If $K = F_p$ we may choose a basis such that $a_1 = \ldots = a_{r-1} = 1$, $a_{r+j} = 0$ and $a_r = n$ or $a_r = 1$; where $n$ is the least positive quadratic non-residue.

\paragraph{Adjoint.}

Suppose $B: U \times V \rightarrow K$ is a non-degenerate bilinear map. If $T \in L(U,U)$ then we define the adjoint of $T$, $T^\star \in L(V,V)$ to be the unique linear map such that:

$$ B(Tu, v) = B(u, T^\star v) $$

Let $T^\ast : U^\ast \rightarrow U^\ast$ be the dual endormorphism. Then $T^\star = {B_R}^{-1} \circ T^\ast \circ B_R$.

If $U = V$ and we choose a canonical (orthogonal) basis for $B$, then the adjoint corresponds to the matrix transpose.

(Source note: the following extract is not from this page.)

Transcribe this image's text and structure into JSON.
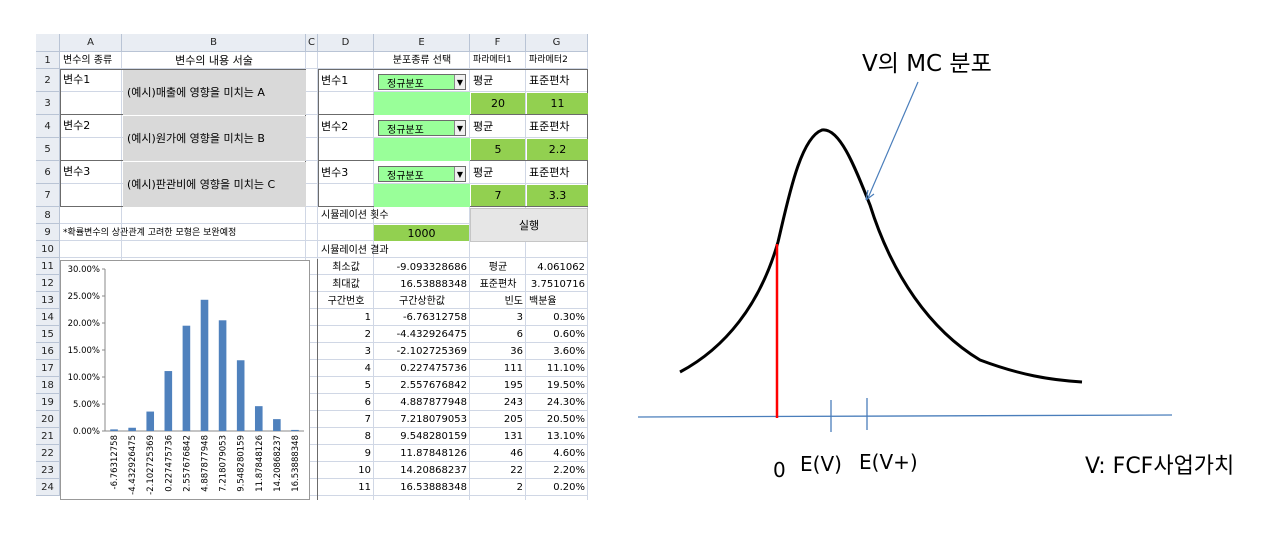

$T$ is then said to be a \emph{Normal Operator} (with respect to this bilinear map) if it commutes with its adjoint.

\paragraph{Examples.}

An important example is the non-degenerate bilinear map

$$ B:V \times V^\ast \rightarrow K $$
$$ B(v,f) = f(v)$$

Here the orthogonal is exactly the annihilator. This gives the result that $\dim U + \dim U ^\circ = \dim V$.

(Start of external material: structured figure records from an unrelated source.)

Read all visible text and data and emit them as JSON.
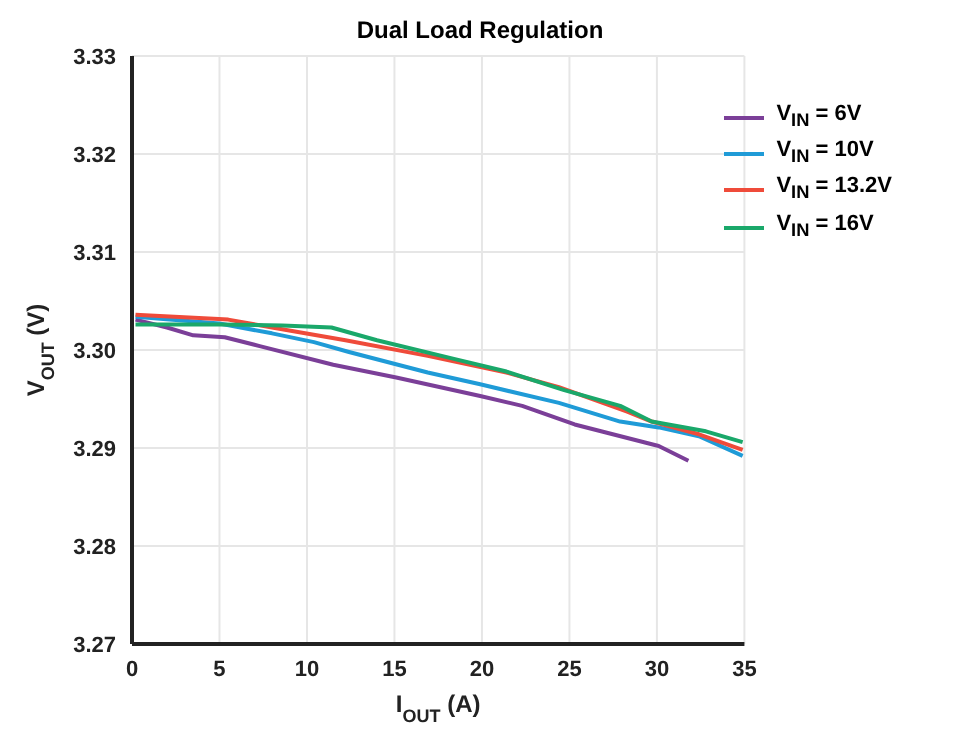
{
  "chart_data": {
    "type": "line",
    "title": "Dual Load Regulation",
    "xlabel": "I$_{OUT}$ (A)",
    "ylabel": "V$_{OUT}$ (V)",
    "xlim": [
      0,
      35
    ],
    "xticks": [
      0,
      5,
      10,
      15,
      20,
      25,
      30,
      35
    ],
    "ylim": [
      3.27,
      3.33
    ],
    "yticks": [
      {
        "value": 3.27,
        "label": "3.27"
      },
      {
        "value": 3.28,
        "label": "3.28"
      },
      {
        "value": 3.29,
        "label": "3.29"
      },
      {
        "value": 3.3,
        "label": "3.30"
      },
      {
        "value": 3.31,
        "label": "3.31"
      },
      {
        "value": 3.32,
        "label": "3.32"
      },
      {
        "value": 3.33,
        "label": "3.33"
      }
    ],
    "grid": true,
    "legend": "top right",
    "marker": "none",
    "line_style": "solid",
    "series": [
      {
        "name": "V$_{IN}$ = 6V",
        "color": "#7b3f98",
        "x": [
          0.2,
          2.0,
          3.5,
          5.3,
          7.3,
          11.5,
          15.1,
          19.9,
          22.3,
          25.3,
          30.1,
          31.8
        ],
        "values": [
          3.3031,
          3.3023,
          3.3015,
          3.3013,
          3.3004,
          3.2985,
          3.2972,
          3.2953,
          3.2943,
          3.2924,
          3.2902,
          3.2887
        ]
      },
      {
        "name": "V$_{IN}$ = 10V",
        "color": "#1f9bd7",
        "x": [
          0.2,
          5.0,
          8.0,
          10.4,
          12.4,
          16.9,
          19.9,
          24.4,
          27.9,
          30.1,
          32.4,
          34.9
        ],
        "values": [
          3.3034,
          3.3027,
          3.3017,
          3.3008,
          3.2998,
          3.2977,
          3.2965,
          3.2946,
          3.2927,
          3.2921,
          3.2912,
          3.2892
        ]
      },
      {
        "name": "V$_{IN}$ = 13.2V",
        "color": "#ef4b3a",
        "x": [
          0.2,
          5.5,
          8.0,
          12.2,
          16.9,
          21.4,
          24.4,
          28.3,
          29.7,
          32.4,
          34.9
        ],
        "values": [
          3.3036,
          3.3031,
          3.3023,
          3.301,
          3.2994,
          3.2977,
          3.2962,
          3.2937,
          3.2927,
          3.2914,
          3.2898
        ]
      },
      {
        "name": "V$_{IN}$ = 16V",
        "color": "#1aa86a",
        "x": [
          0.2,
          5.0,
          8.6,
          11.4,
          14.0,
          18.4,
          21.4,
          24.7,
          27.9,
          29.7,
          32.8,
          34.9
        ],
        "values": [
          3.3026,
          3.3026,
          3.3025,
          3.3023,
          3.301,
          3.2991,
          3.2978,
          3.2959,
          3.2943,
          3.2927,
          3.2917,
          3.2906
        ]
      }
    ]
  }
}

An $n \times m$ matrix may be regarded as a bilinear form over $K^n$ and $K^m$. Two matrices, $B$ and $C$, are then said to be congruent if there exists an invertible $P$ such that $B = P^{T}CP$. Note this is different to the usual notion of congruence.

If the matrix is the identity, $I$, then this gives the standard Euclidean inner product on $K^n$.

An inner product space on a vector space is a bilinear form if its field is real, but not if it is complex. In fact, the bilinear form associated with a real inner product space is non-degenerate, and every subspace is non-degenerate. So, as we may intuitively expect, $V = U \oplus U^\perp$ for every subspace $U$.